Rheumatoid arthritis hands and wrists

Although the symptoms of RA can be painful, there are many treatments and therapies to help you take your life back. RA is caused by an abnormality in the immune system that turns the body against itself. Although there isn’t an exact known cause, RA may be influenced by genetic or environmental factors. The most common symptoms of RA are swelling, pain, and rheumatoid arthritis hands and wrists in the joints.

RA can affect any of the joints in the body, including those in the hands, feet, knees, ankles, wrists and elbows. Treatment can help make RA more manageable by addressing symptoms and protecting against long-term damage. Treatments include medications, surgery and lifestyle changes. Symptoms of rheumatoid arthritis can make it difficult to live a full, healthy life.

Fortunately, there are many ways to manage these symptoms — from medications to lifestyle changes. Treatments for rheumatoid arthritis are more effective than ever. Depending on your individual situation, you can find an RA medication that minimizes the pain, swelling and long-term damage of the disease. Getting a rheumatoid arthritis diagnosis can be scary, but you don’t have to feel alone during this time. Care and support are available, no matter where you live or what your specific needs are.

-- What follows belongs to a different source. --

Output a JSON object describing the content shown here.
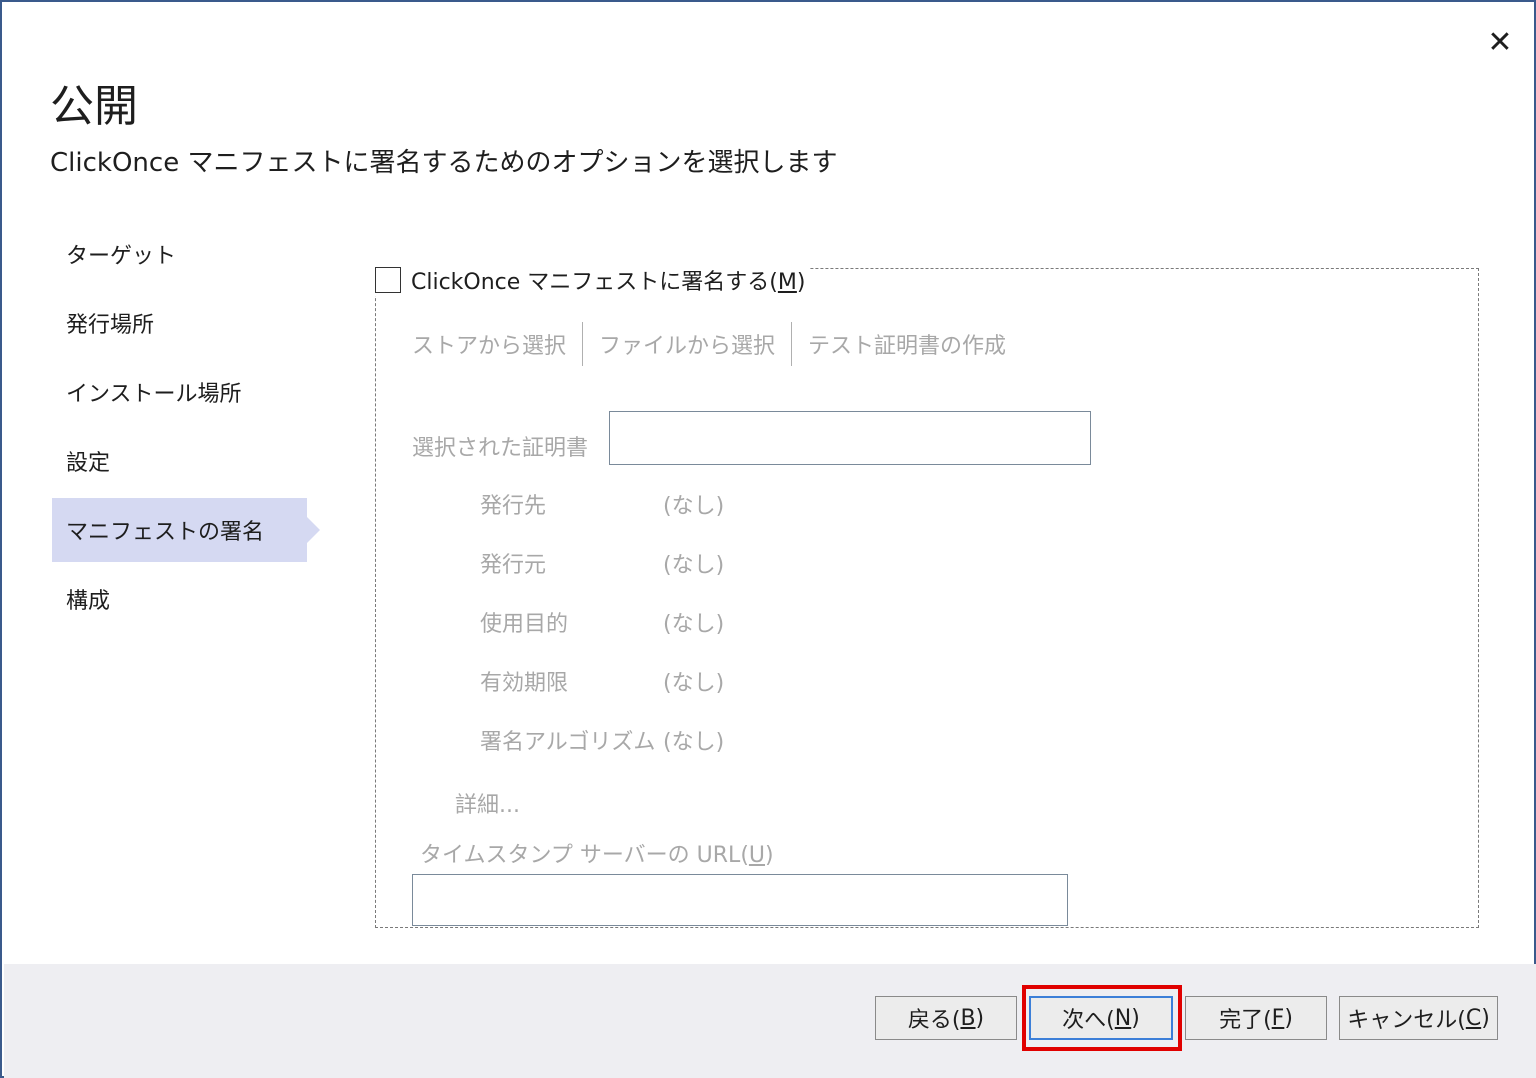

5 million Americans are living with RA. Join together and find help in your battle by learning about your treatment options or attending a support group. We’re a team of healthcare writers and professionals who are committed to helping people with rheumatoid arthritis live full, happy lives despite their diagnosis. The synovium makes a fluid that lubricates joints and helps them move smoothly. If inflammation goes unchecked, it can damage cartilage, the elastic tissue that covers the ends of bones in a joint, as well as the bones themselves. Over time, there is loss of cartilage, and the joint spacing between bones can become smaller.

Joints can become loose, unstable, painful and lose their mobility. Joint deformity also can occur. Joint damage cannot be reversed, and because it can occur early, doctors recommend early diagnosis and aggressive treatment to control RA. Rheumatoid arthritis most commonly affects the joints of the hands, feet, wrists, elbows, knees and ankles.

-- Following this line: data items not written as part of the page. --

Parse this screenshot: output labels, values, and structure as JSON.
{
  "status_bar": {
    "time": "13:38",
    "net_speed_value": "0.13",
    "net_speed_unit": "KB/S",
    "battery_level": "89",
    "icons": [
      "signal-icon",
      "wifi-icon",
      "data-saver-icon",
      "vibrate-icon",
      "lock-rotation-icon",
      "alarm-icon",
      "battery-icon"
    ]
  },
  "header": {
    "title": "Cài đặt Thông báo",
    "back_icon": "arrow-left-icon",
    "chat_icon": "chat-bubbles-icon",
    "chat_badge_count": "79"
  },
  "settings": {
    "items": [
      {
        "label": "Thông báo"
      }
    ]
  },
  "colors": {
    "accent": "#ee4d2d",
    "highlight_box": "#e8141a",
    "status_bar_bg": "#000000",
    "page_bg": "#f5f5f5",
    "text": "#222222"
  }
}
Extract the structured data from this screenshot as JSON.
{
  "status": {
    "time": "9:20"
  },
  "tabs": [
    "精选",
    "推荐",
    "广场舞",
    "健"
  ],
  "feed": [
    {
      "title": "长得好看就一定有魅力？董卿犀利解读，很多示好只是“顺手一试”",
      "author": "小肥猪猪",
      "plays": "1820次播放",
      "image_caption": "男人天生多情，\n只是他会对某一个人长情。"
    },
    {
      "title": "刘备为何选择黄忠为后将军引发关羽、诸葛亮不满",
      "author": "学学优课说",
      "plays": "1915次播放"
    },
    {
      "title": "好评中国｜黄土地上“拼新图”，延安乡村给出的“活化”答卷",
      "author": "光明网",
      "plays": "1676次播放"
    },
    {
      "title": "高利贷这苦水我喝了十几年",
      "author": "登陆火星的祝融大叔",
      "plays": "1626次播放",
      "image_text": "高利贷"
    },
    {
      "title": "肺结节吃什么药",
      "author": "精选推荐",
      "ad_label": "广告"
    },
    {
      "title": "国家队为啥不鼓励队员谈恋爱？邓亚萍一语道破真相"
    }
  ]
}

The joint effect is usually symmetrical. That means if one knee or hand if affected, usually the other one is, too. Because RA also can affect body systems, such as the cardiovascular or respiratory systems, it is called a systemic disease. Who’s Affected by Rheumatoid Arthritis? Nearly three times as many women have the disease as men. In women, RA most commonly begins between ages 30 and 60. In men, it often occurs later in life.